Damian pov:3
Aku melirik surat di samping ku. Baru saja tadi aku membacanya. Sepertinya kali ini Salazar harus mengirim sebuah anggota untuk memberi peringatan pada Thunder. Lihatlah mereka! Beraninya mengirimi ku surat tantangan.
Lee dan Arnold berdiri di seberang meja kerjaku. Kedua asisten pribadiku itu tampak tegang. Haha... Entah sampai kapan mereka akan berseteru satu sama lain. Padahal mereka berada di pihak yang sama dengan pangkat yang sama pula.
"Kita harus segera bertindak tuan" suara Arnold memecahkan keheningan.
Dia benar!!!
Thunder harus tau dengan siapa mereka berhadapan.
"Haruskah saya yang memimpin anggota kita untuk pergi ke markas musuh tuan?" Arnold memberi saran.
"Tidak perlu Arnold! Aku punya tugas khusus untuk mu" aku melirik Lee yang hanya diam dengan buku catatan rahasia di tangan nya. Benar kan kata ku. Dia anak sosial yang harus selalu tau perkembangan dunia.
Aku menopang dagu dengan kedua tangan bertumpu pada meja. Lalu tersenyum miring. Aku harus menyatukan kedua asisten ku ini.
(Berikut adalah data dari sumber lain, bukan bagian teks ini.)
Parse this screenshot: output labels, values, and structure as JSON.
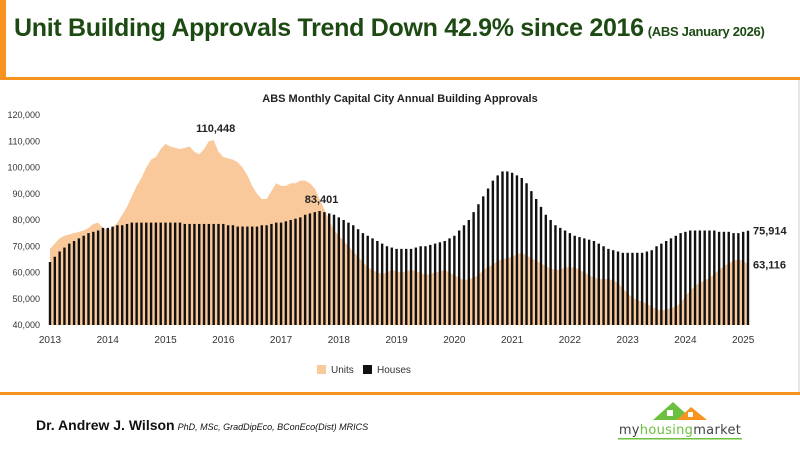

"Sudah ku putuskan bahwa Lee... Akan ku ajari memegang senjata" ucap ku datar. Metra mata Lee membesar. Selama bekerja pada ku, Lee bahkan tidak pernah memegang pisau.
"Apa anda bercanda tuan?" Tanya Lee shock. Arnold tersenyum tipis dan Aku melihat nya.
"Apa perkataan ku terdengar seperti lelucon Lee?" Lee langsung menggeleng kan kepala ribut.
"Maaf kan saya tuan" Lee langsung menundukan kepalanya. Sangat patuh bukan.
"Akan kumaafkan setelah kau pandai bermain pisau" aku tersenyum aneh. Lee menghela napas pelan.
Ku akui, Lee memang tidak pernah dan tidak berniat untuk memegang senjata apapun jenisnya. Tapi aku tetap harus melatihnya agar Daddy ku tidak lagi mengancam akan membunuhnya.
Kalian lihat saja, daddy ku tidak pernah menyentuh Arnold. Karena dia bisa menjaga dirinya.
Diam-diam aku membuka laci yang penuh dengan pisau lipat. Sedetik kemudian, dengan gerakan kilat Aku melempar dua pisau lipat ke arah kedua asisten ku itu.
Arnold kaget dan langsung menangkap pisau tersebut dengan tangan nya. Akibatnya telapak tangan Arnold terluka. Sementara Lee, astaga... Pisau lipat itu menancap pada dada kanan nya.
"Kau bahkan tidak peka pada situasi. Kau harus pandai menggunakan pisau dan membaca situasi Lee!" Perintahku mutlak.
Ku panggil beberapa orang bawahan untuk membawa kedua asisten ku ini ke ruang pengobatan basement.
Hei...
Pengobatan?
Ah... Aku teringat pada wanita lancang kemarin malam. Dia harus tau keadaan ku. Karena kalau wanita gila itu mati, daddy juga akan membunuh asisten ku.
⚖️⚖️⚖️
Luis terkejut melihat Viollet tengah mondar-mandir di depan pintu rumahnya. Wajah wanita itu pias. Ia yakin bahwa anaknya Damian sedang melakukan sesuatu untuk mengerjai dokter pribadinya itu.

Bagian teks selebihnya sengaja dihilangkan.